The Loss of the Jane Vosper
- First edition
- Author: Freeman Wills Crofts
- Language: English
- Series: Inspector French
- Genre: Detective
- Publisher: Collins Crime Club (UK) Dodd, Mead (US)
- Publication date: 1936
- Publication place: United Kingdom
- Media type: Print
- Preceded by: Crime at Guildford
- Followed by: Man Overboard!

= The Loss of the Jane Vosper =

1936 novel

The Loss of the Jane Vosper (also written as The Loss of the 'Jane Vosper') is a 1936 detective novel by Freeman Wills Crofts. It is the fourteenth in his series of novels featuring Inspector French, a Scotland Yard detective of the Golden Age known for his thorough technique. It particularly dwells on the process of police procedure.

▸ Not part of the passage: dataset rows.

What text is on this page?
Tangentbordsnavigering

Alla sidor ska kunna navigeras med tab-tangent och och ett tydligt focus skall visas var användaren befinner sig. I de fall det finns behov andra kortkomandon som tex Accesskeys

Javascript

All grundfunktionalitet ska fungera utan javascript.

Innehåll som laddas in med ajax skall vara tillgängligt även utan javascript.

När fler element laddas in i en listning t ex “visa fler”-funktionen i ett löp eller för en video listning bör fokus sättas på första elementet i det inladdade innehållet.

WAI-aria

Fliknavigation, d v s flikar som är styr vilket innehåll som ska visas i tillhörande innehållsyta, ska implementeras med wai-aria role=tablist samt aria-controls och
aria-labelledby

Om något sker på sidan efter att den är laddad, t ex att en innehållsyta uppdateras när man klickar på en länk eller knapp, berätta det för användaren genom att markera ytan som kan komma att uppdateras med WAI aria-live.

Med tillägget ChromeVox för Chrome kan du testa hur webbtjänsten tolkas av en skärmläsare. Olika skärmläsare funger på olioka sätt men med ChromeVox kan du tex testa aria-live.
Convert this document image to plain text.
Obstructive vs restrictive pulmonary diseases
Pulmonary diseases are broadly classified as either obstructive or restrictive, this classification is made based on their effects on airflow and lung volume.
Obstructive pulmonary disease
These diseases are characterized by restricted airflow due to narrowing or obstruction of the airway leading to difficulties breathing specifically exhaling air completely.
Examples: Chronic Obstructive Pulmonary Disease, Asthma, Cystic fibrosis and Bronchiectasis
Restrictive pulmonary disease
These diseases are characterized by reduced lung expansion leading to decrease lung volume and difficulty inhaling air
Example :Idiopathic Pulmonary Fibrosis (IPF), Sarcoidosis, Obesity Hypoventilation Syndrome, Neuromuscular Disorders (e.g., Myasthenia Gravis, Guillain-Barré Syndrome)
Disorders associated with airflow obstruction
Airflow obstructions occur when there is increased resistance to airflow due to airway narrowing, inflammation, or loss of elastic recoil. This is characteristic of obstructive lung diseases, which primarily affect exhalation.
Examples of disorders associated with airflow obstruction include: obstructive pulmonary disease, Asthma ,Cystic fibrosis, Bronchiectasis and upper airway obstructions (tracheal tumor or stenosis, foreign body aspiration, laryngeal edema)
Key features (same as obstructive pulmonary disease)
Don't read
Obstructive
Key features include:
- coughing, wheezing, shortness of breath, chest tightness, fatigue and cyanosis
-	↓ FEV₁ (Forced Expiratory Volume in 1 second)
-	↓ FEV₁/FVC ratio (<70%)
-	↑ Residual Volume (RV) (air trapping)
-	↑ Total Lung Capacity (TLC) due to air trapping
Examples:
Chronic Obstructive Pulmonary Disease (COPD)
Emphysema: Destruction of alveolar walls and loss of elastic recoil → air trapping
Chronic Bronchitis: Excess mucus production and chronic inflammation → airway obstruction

Comparing the novel to Margery Allingham's latest release Flowers for the Judge in his review for The Spectator, Cecil Day-Lewis writing under his pen name of Nicholas Blake commented "Mr. Crofts’s new book is excellent too. The loss at sea of the Jane Vosper, holed by mysterious explosions in the cargo, is so vividly described, indeed, that the sequel seems a little flat".

==Synopsis==
During a trip from England to South America, the cargo ship Jane Vosper suffers from four mysterious explosions in her hull and the crew abandon ship shortly before she sinks. The insurance company covering an expensive part of the cargo are far from satisfied and before they pay out the £100,000 owed they engage Sutton, a trusted private detective, to investigate. When Sutton disappears a few days later Scotland Yard is called for and French takes over the case.

He traces the delivery of the valuable cargo from the Watford factory to the Pool of London where they were loaded onto the Jane Vosper. At first he can find no evidence either of a deliberate attempt to sink the Jane Vosper, or to murder Sutton. Eventually, with his customary painstaking work he discovers a plot linking stolen explosives from a quarry in Wales to a shed in the City of London where Sutton's buried body is found. It only now requires him to track down and arrest all those responsible.

==Bibliography==
- Evans, Curtis. Masters of the "Humdrum" Mystery: Cecil John Charles Street, Freeman Wills Crofts, Alfred Walter Stewart and the British Detective Novel, 1920-1961. McFarland, 2014.
- Herbert, Rosemary. Whodunit?: A Who's Who in Crime & Mystery Writing. Oxford University Press, 2003.
- Reilly, John M. Twentieth Century Crime & Mystery Writers. Springer, 2015.